Downtime management: individually more successful
The incorrect calculation of "personnel buffers" and a low level of cross-divisional flexibility rank among the most frequent sources of errors in managing downtime and absences. In addition, there is usually a lack of transparency regarding required and existing qualifications in order to find suitable substitutes. A sound problem analysis helps to uncover such weaknesses.
There is no generally valid formula to compensate for downtime that could be universally applied to companies. All approaches and instruments have their advantages and disadvantages. A well-founded process analysis, tailored to your demands and requirements, helps to find an intelligent combination of measures that optimally meet your requirements. Downtime management always demands a customized concept.
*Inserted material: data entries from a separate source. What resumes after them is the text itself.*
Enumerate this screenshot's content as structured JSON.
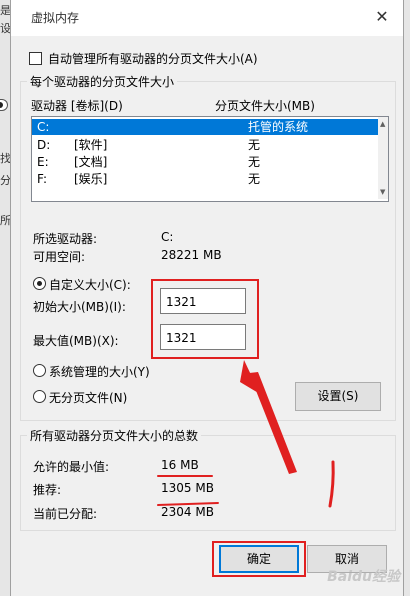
{
  "background": {
    "fragments": [
      "是",
      "设",
      "找",
      "分",
      "所"
    ]
  },
  "dialog": {
    "title": "虚拟内存",
    "close": "✕",
    "auto_manage_label": "自动管理所有驱动器的分页文件大小(A)",
    "drive_group_title": "每个驱动器的分页文件大小",
    "col_drive": "驱动器 [卷标](D)",
    "col_pagesize": "分页文件大小(MB)",
    "drives": [
      {
        "letter": "C:",
        "label": "",
        "size": "托管的系统"
      },
      {
        "letter": "D:",
        "label": "[软件]",
        "size": "无"
      },
      {
        "letter": "E:",
        "label": "[文档]",
        "size": "无"
      },
      {
        "letter": "F:",
        "label": "[娱乐]",
        "size": "无"
      }
    ],
    "selected_drive_label": "所选驱动器:",
    "selected_drive_value": "C:",
    "free_space_label": "可用空间:",
    "free_space_value": "28221 MB",
    "custom_size_label": "自定义大小(C):",
    "initial_size_label": "初始大小(MB)(I):",
    "initial_size_value": "1321",
    "max_size_label": "最大值(MB)(X):",
    "max_size_value": "1321",
    "system_managed_label": "系统管理的大小(Y)",
    "no_paging_label": "无分页文件(N)",
    "set_button": "设置(S)",
    "total_group_title": "所有驱动器分页文件大小的总数",
    "min_allowed_label": "允许的最小值:",
    "min_allowed_value": "16 MB",
    "recommended_label": "推荐:",
    "recommended_value": "1305 MB",
    "current_label": "当前已分配:",
    "current_value": "2304 MB",
    "ok_button": "确定",
    "cancel_button": "取消"
  },
  "watermark": "Baidu经验",
  "colors": {
    "selection": "#0078d7",
    "annotation": "#e02020"
  }
}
Optimization measures: compensating for staff shortfalls
Even with good and demand-attuned deployment planning, the need for compensation arises when employees are unexpectedly absent, usually due to short-term illnesses. In order to counteract staff shortfalls, it is therefore advisable to first reduce the sickness rate in the company. In many instances, illness-related absences due to stress, lack of sleep or overwork can often be prevented by reducing overtime, minimizing night shifts or compensating excessive physical work with sufficient rest periods. Measures such as improving working conditions and optimizing the personnel requirements forecast, also by taking the sickness rate into account, are capable of minimizing unexpected absences from work from the outset.
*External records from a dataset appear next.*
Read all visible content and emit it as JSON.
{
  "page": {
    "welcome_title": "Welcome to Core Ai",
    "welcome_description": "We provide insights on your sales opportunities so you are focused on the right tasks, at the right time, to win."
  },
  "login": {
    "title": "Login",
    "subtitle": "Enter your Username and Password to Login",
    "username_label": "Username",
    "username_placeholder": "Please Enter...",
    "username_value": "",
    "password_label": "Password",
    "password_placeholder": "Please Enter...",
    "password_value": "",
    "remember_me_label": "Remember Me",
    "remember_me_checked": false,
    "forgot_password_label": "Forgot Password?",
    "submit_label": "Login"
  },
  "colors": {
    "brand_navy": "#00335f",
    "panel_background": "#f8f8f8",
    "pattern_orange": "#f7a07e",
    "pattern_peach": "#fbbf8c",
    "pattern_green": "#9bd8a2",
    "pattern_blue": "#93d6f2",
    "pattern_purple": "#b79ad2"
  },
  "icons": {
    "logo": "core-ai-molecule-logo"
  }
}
In the event of the actual absence of a member of staff, replacement capacities should be available to cover demand and should be integrated into the duty roster accordingly, which presents the question as to how can these capacities be obtained? On the one hand, tasks should be standardized as far as possible so as to ensure flexible employee deployment. In this way, it may even be possible to compensate for absences without substitution. On the other hand, employees should be qualified for a large number of different tasks scopes and jobs. This allows the formation of cross-divisional reserve or standby pools and "joker" services. Additional stand-by services support the deployment of employees at different times.
A combination of these measures has proved particularly effective in actual practice. The flexibility in terms of employee task scopes, working hours and deployment can be very significantly increased and attuned to requirements, as more flexible personnel deployment enables the synchronization of staff availability and personnel requirements. In this way, additional costs for personnel buffers can be avoided and the administrative input reduced.